L’abbé vit dès lors en fonction du régime colonial fondé sur l’esclavage, et Gérard de Fleuriot invite son lecteur à faire face philosophiquement à cette situation où va naître la langue créole et où le prêtre n’a le droit d’exercer que conformément à la loi. En tout cas, la nomination de l’abbé est approuvée à Paris et son ouvrage va se faire en étroite collaboration avec les lazaristes. En sortant de l’hôpital, il s’installe dans son appartement au Conseil supérieur puis va voir le père Igou, curé de Saint-Louis, premier prêtre qui soit venu le voir à l’hôpital : c’est le plus âgé des prêtres de la mission. Il donna à l’abbé un aperçu d’une situation entièrement nouvelle pour lui et le met en selle en se basant sur une expérience qui date du tout début de la colonie. Il réalise qu’il doit sa nouvelle situation à Labourdonnais et, sans difficulté, il se rapproche du gouverneur et se trouve à ses côtés à l’inauguration du Canal Labourdonnais (mars 1739) et, bien entendu, à la bénédiction de sa chapelle Sainte-Anne en mai.

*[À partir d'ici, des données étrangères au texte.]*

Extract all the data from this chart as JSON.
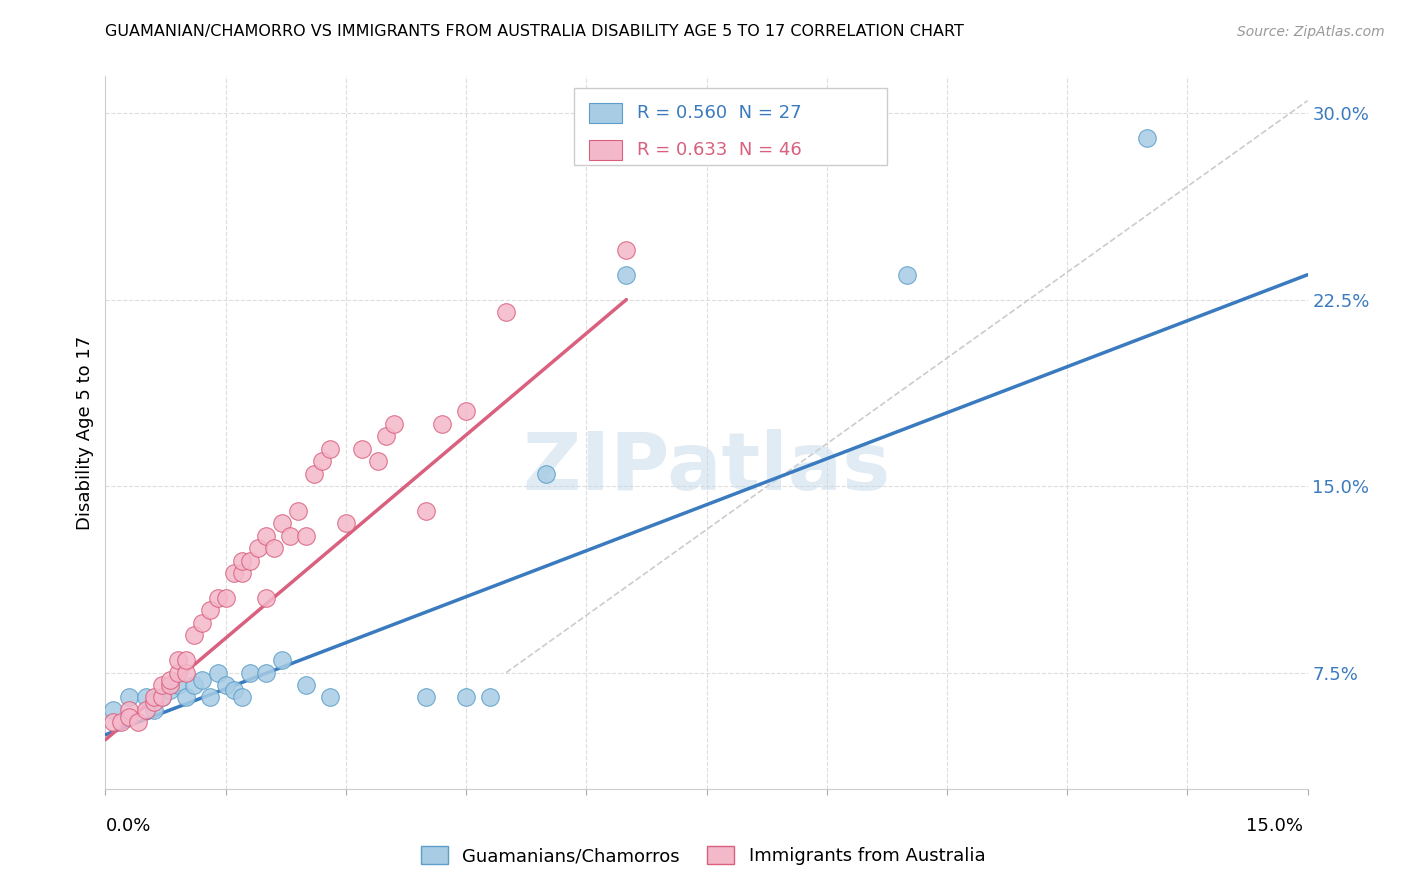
{
  "title": "GUAMANIAN/CHAMORRO VS IMMIGRANTS FROM AUSTRALIA DISABILITY AGE 5 TO 17 CORRELATION CHART",
  "source": "Source: ZipAtlas.com",
  "ylabel": "Disability Age 5 to 17",
  "xlim": [
    0.0,
    0.15
  ],
  "ylim": [
    0.028,
    0.315
  ],
  "yticks": [
    0.075,
    0.15,
    0.225,
    0.3
  ],
  "ytick_labels": [
    "7.5%",
    "15.0%",
    "22.5%",
    "30.0%"
  ],
  "blue_R": 0.56,
  "blue_N": 27,
  "pink_R": 0.633,
  "pink_N": 46,
  "blue_color": "#a8cce4",
  "blue_edge_color": "#5b9ec9",
  "pink_color": "#f4b8cb",
  "pink_edge_color": "#d9607e",
  "blue_line_color": "#3a7bbf",
  "pink_line_color": "#d9607e",
  "ref_line_color": "#cccccc",
  "blue_label": "Guamanians/Chamorros",
  "pink_label": "Immigrants from Australia",
  "watermark": "ZIPatlas",
  "blue_scatter_x": [
    0.001,
    0.003,
    0.005,
    0.006,
    0.007,
    0.008,
    0.009,
    0.01,
    0.011,
    0.012,
    0.013,
    0.014,
    0.015,
    0.016,
    0.017,
    0.018,
    0.02,
    0.022,
    0.025,
    0.028,
    0.04,
    0.045,
    0.048,
    0.055,
    0.065,
    0.1,
    0.13
  ],
  "blue_scatter_y": [
    0.06,
    0.065,
    0.065,
    0.06,
    0.065,
    0.068,
    0.07,
    0.065,
    0.07,
    0.072,
    0.065,
    0.075,
    0.07,
    0.068,
    0.065,
    0.075,
    0.075,
    0.08,
    0.07,
    0.065,
    0.065,
    0.065,
    0.065,
    0.155,
    0.235,
    0.235,
    0.29
  ],
  "pink_scatter_x": [
    0.001,
    0.002,
    0.003,
    0.003,
    0.004,
    0.005,
    0.006,
    0.006,
    0.007,
    0.007,
    0.008,
    0.008,
    0.009,
    0.009,
    0.01,
    0.01,
    0.011,
    0.012,
    0.013,
    0.014,
    0.015,
    0.016,
    0.017,
    0.017,
    0.018,
    0.019,
    0.02,
    0.02,
    0.021,
    0.022,
    0.023,
    0.024,
    0.025,
    0.026,
    0.027,
    0.028,
    0.03,
    0.032,
    0.034,
    0.035,
    0.036,
    0.04,
    0.042,
    0.045,
    0.05,
    0.065
  ],
  "pink_scatter_y": [
    0.055,
    0.055,
    0.06,
    0.057,
    0.055,
    0.06,
    0.063,
    0.065,
    0.065,
    0.07,
    0.07,
    0.072,
    0.075,
    0.08,
    0.075,
    0.08,
    0.09,
    0.095,
    0.1,
    0.105,
    0.105,
    0.115,
    0.115,
    0.12,
    0.12,
    0.125,
    0.105,
    0.13,
    0.125,
    0.135,
    0.13,
    0.14,
    0.13,
    0.155,
    0.16,
    0.165,
    0.135,
    0.165,
    0.16,
    0.17,
    0.175,
    0.14,
    0.175,
    0.18,
    0.22,
    0.245
  ],
  "blue_line_x": [
    0.0,
    0.15
  ],
  "blue_line_y": [
    0.05,
    0.235
  ],
  "pink_line_x": [
    0.0,
    0.065
  ],
  "pink_line_y": [
    0.048,
    0.225
  ],
  "ref_line_x": [
    0.05,
    0.15
  ],
  "ref_line_y": [
    0.075,
    0.305
  ]
}
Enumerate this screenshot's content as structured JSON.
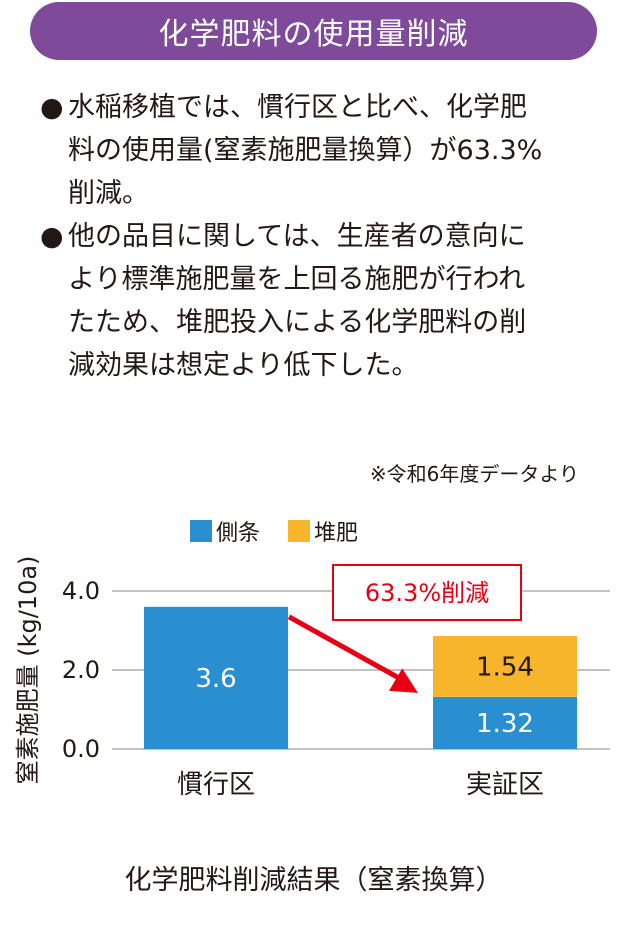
{
  "header": {
    "title": "化学肥料の使用量削減"
  },
  "bullets": [
    {
      "mark": "●",
      "lines": [
        "水稲移植では、慣行区と比べ、化学肥",
        "料の使用量(窒素施肥量換算）が63.3%",
        "削減。"
      ]
    },
    {
      "mark": "●",
      "lines": [
        "他の品目に関しては、生産者の意向に",
        "より標準施肥量を上回る施肥が行われ",
        "たため、堆肥投入による化学肥料の削",
        "減効果は想定より低下した。"
      ]
    }
  ],
  "note": "※令和6年度データより",
  "caption": "化学肥料削減結果（窒素換算）",
  "colors": {
    "banner": "#7f4a9a",
    "side_dressing": "#2a8fd0",
    "compost": "#f7b52c",
    "reduction": "#e60012",
    "axis": "#9d9d9d"
  },
  "chart_data": {
    "type": "bar",
    "stacked": true,
    "categories": [
      "慣行区",
      "実証区"
    ],
    "series": [
      {
        "name": "側条",
        "values": [
          3.6,
          1.32
        ],
        "labels": [
          "3.6",
          "1.32"
        ],
        "color": "#2a8fd0"
      },
      {
        "name": "堆肥",
        "values": [
          0,
          1.54
        ],
        "labels": [
          "",
          "1.54"
        ],
        "color": "#f7b52c"
      }
    ],
    "ylabel": "窒素施肥量 (kg/10a)",
    "xlabel": "",
    "yticks": [
      "0.0",
      "2.0",
      "4.0"
    ],
    "ytick_values": [
      0,
      2,
      4
    ],
    "ylim": [
      0,
      4
    ],
    "grid": true,
    "legend": "top",
    "annotation": {
      "text": "63.3%削減",
      "from_category": "慣行区",
      "to_category": "実証区"
    }
  }
}
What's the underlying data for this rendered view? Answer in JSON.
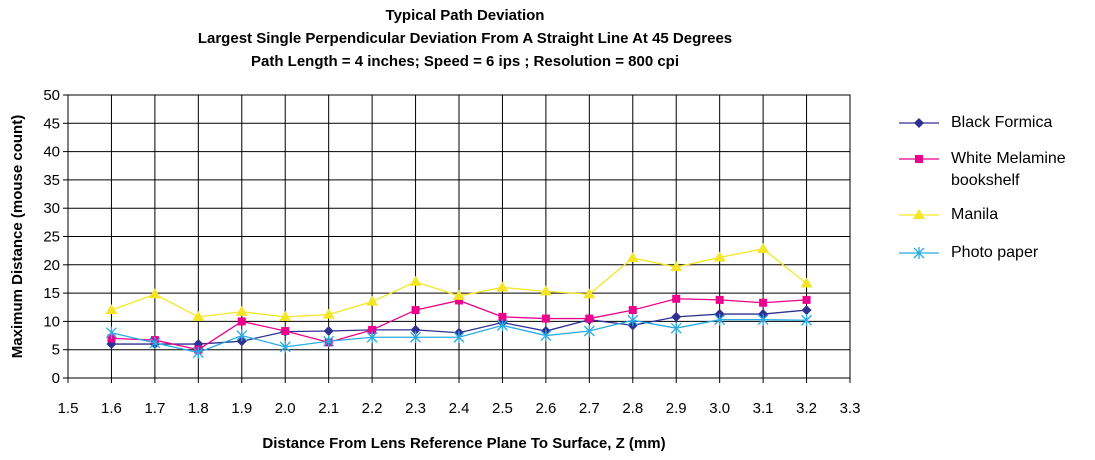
{
  "chart_data": {
    "type": "line",
    "title": [
      "Typical Path Deviation",
      "Largest Single Perpendicular Deviation From A Straight Line At 45 Degrees",
      "Path Length = 4 inches; Speed = 6 ips ; Resolution = 800 cpi"
    ],
    "xlabel": "Distance From Lens Reference Plane To Surface, Z (mm)",
    "ylabel": "Maximum Distance (mouse count)",
    "xlim": [
      1.5,
      3.3
    ],
    "ylim": [
      0,
      50
    ],
    "x_ticks": [
      "1.5",
      "1.6",
      "1.7",
      "1.8",
      "1.9",
      "2.0",
      "2.1",
      "2.2",
      "2.3",
      "2.4",
      "2.5",
      "2.6",
      "2.7",
      "2.8",
      "2.9",
      "3.0",
      "3.1",
      "3.2",
      "3.3"
    ],
    "y_ticks": [
      "0",
      "5",
      "10",
      "15",
      "20",
      "25",
      "30",
      "35",
      "40",
      "45",
      "50"
    ],
    "grid": true,
    "legend_position": "right",
    "x": [
      1.6,
      1.7,
      1.8,
      1.9,
      2.0,
      2.1,
      2.2,
      2.3,
      2.4,
      2.5,
      2.6,
      2.7,
      2.8,
      2.9,
      3.0,
      3.1,
      3.2
    ],
    "series": [
      {
        "name": "Black Formica",
        "color": "#2e3192",
        "marker": "diamond",
        "values": [
          6,
          6,
          6,
          6.5,
          8.2,
          8.3,
          8.5,
          8.5,
          8,
          9.8,
          8.3,
          10.3,
          9.3,
          10.8,
          11.3,
          11.3,
          12
        ]
      },
      {
        "name": "White Melamine bookshelf",
        "color": "#ec008c",
        "marker": "square",
        "values": [
          7,
          6.7,
          5,
          10,
          8.3,
          6.3,
          8.5,
          12,
          13.7,
          10.8,
          10.5,
          10.5,
          12,
          14,
          13.8,
          13.3,
          13.8
        ]
      },
      {
        "name": "Manila",
        "color": "#f5e625",
        "marker": "triangle",
        "values": [
          12,
          14.8,
          10.8,
          11.7,
          10.8,
          11.2,
          13.5,
          17,
          14.5,
          16,
          15.3,
          14.8,
          21.2,
          19.6,
          21.3,
          22.8,
          16.7
        ]
      },
      {
        "name": "Photo paper",
        "color": "#29abe2",
        "marker": "x",
        "values": [
          8,
          6.2,
          4.5,
          7.5,
          5.5,
          6.5,
          7.2,
          7.2,
          7.2,
          9.3,
          7.5,
          8.3,
          10.2,
          8.8,
          10.3,
          10.3,
          10.2
        ]
      }
    ]
  }
}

Après un séjour en France, Labourdonnais revient avec du manioc qu’il introduit dans l’île (1740) ; et l’abbé assiste à la fondation de la paroisse de Saint-François des Pamplemousses qui honore le patron du gouverneur (avril 1742). Il est à ses côtés lorsque celui-ci, le 18 décembre 1742, revient d’une croisière dans l’Inde, et de nouveau le 25 janvier suivant lorsqu’il fonde une sucrerie au Port Sud-Est (notre Ferney), puis une autre sucrerie à Piton, Rivière-du-Rempart (juillet 1743). Les 17 et 18 août 1744, le Saint-Géran, qui navigue sans aumônier, fait naufrage au large de l’île d’Ambre, causant la mort de tous ceux qui sont à bord, sauf neuf matelots rescapés : Labourdonnais est à Bourbon. En mars 1746, il va, avec une flotte levée et armée à l’Île de France, au secours de Dupleix, aux abois dans l’Inde. L’abbé reste ici et se trouve au baptême d’une cloche à Saint-Louis. Mais le vent tourne pour son ami Labourdonnais qui se démène dans l’Inde : en octobre un nouveau gouverneur, David, vient prendre sa place. Labourdonnais revient de Madras, glorieuse et fatale étape de sa carrière, en décembre : il fera un dernier geste pour l’abbé René auquel il fait en donation une rente de 60 livres pour sa chapelle Sainte-Anne, et en avril 1747, il quitte l’Île de France pour aller se
faire embastiller en métropole. 

L’abbé René reste en poste où l’a placé le gouverneur déchu ; comme aumônier du Conseil supérieur, il est «partout à la fois», mais s’occupe particulièrement des esclaves dont il baptise plusieurs qui lui appartiennent. Il a une maison à Port-Louis, dont l’achèvement et la réparation l’occupent. Mais poussé sans doute par le besoin de respirer plus librement qu’à Port-Louis, en août 1745, il fait l’acquisition d’une propriété aux Pamplemousses et va occuper son «habitation», normalement d’une étendue de 156 arpents. Il s’y installe sans qu’on puisse imaginer autre chose qu’une maison, un «camp» pour les esclaves et des produits agricoles tels que le manioc récemment introduit par Labourdonnais. Ses occupations seront ceux d’un auxiliaire très actif du curé des Pamplemousses. Dans une étude sur Les Lazaristes, fondateurs de la chrétienté de l’Île de France, Mgr Mamet met en tête des «assistants», des curés de la «paroisse Saint-François-d’Assise aux Pamplemousses».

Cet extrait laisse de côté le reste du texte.